Fig. 1: Activity of regulatory variants linked to polygenic skin disease.

a Epidermal schematic. b Hypothetical model for one mechanism whereby non-coding variation may affect polygenic skin disease risk. c MPRA experimental diagram for assaying variants correlated with skin disease (day 0, undifferentiated keratinocyte populations, and day 3 and 6 of calcium induced differentiation). d PCA of MPRA activity (linear scale, outliers clipped) across differentiation shows distinct transcriptional states. e PCA of transcriptional activity in keratinocytes treated with CRISPR guides knocking out IRF6 or SNAI2 TFs rotate cells through the transcriptional states of differentiation. “Safe” cells were treated with a safe targeting guide. f Activities of known skin TFs correlate with transcriptional activity. Effect size (Hedge’s g, or the difference in means divided by the pooled standard deviation, with a correction factor for small samples) measures the difference in element activity for fragments with the given motif vs fragments without, and the P value is the two-sided Mann–Whitney test for a difference in activity.
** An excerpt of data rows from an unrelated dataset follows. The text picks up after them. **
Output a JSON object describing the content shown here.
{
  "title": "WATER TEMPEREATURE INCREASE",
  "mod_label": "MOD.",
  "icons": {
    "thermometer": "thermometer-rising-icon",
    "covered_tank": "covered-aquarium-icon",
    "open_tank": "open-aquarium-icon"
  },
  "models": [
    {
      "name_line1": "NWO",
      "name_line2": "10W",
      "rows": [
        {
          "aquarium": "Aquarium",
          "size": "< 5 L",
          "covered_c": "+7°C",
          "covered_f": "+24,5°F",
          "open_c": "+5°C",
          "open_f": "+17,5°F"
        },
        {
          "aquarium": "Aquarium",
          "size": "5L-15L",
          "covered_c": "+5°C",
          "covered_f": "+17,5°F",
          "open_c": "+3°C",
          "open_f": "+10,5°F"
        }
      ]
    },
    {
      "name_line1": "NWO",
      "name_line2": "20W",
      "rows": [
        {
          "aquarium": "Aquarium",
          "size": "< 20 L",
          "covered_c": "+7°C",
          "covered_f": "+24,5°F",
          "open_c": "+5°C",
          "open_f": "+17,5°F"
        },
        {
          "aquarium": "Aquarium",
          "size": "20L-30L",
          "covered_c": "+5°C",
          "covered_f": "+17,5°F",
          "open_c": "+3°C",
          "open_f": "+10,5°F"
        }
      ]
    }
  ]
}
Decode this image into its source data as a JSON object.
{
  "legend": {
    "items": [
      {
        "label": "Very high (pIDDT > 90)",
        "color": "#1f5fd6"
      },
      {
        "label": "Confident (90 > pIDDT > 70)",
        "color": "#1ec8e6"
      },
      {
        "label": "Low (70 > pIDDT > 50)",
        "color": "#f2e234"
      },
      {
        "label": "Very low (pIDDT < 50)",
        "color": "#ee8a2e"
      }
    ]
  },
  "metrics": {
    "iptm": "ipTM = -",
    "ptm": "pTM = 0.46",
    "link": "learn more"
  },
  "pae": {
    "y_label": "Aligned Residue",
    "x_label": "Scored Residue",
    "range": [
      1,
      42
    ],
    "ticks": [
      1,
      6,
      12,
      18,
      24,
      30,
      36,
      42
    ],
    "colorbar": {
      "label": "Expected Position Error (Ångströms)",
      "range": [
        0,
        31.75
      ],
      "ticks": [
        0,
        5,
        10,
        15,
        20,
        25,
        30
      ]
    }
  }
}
When relative to day 0, the day 0 activity is first subtracted from each element. g Association of transcriptional activity with JASPAR motif clusters (as fold increase in activity for elements with the motif) suggests SP/KLF motifs are the strongest in promoting transcription, followed by AP-1 and NRF1 motifs. h Effect sizes and significance values (hue, two-sided Mann-Whitney) for a change in motif-activity associations across differentiation; note transiently increased activity of SP/KLF, NRF1, and AP-2 motifs at day 3, and sustained activity of CEBP/ATF and AP-1 motifs from early to late differentiation. Gmeb1 is the glucocorticoid receptor binding site, which is transiently activated, then repressed. P value, Mann–Whitney. i daSNVs with dynamic activity (FDR < 0.001, top 20 by fold change) across differentiation increase activity and reside near differentiation genes.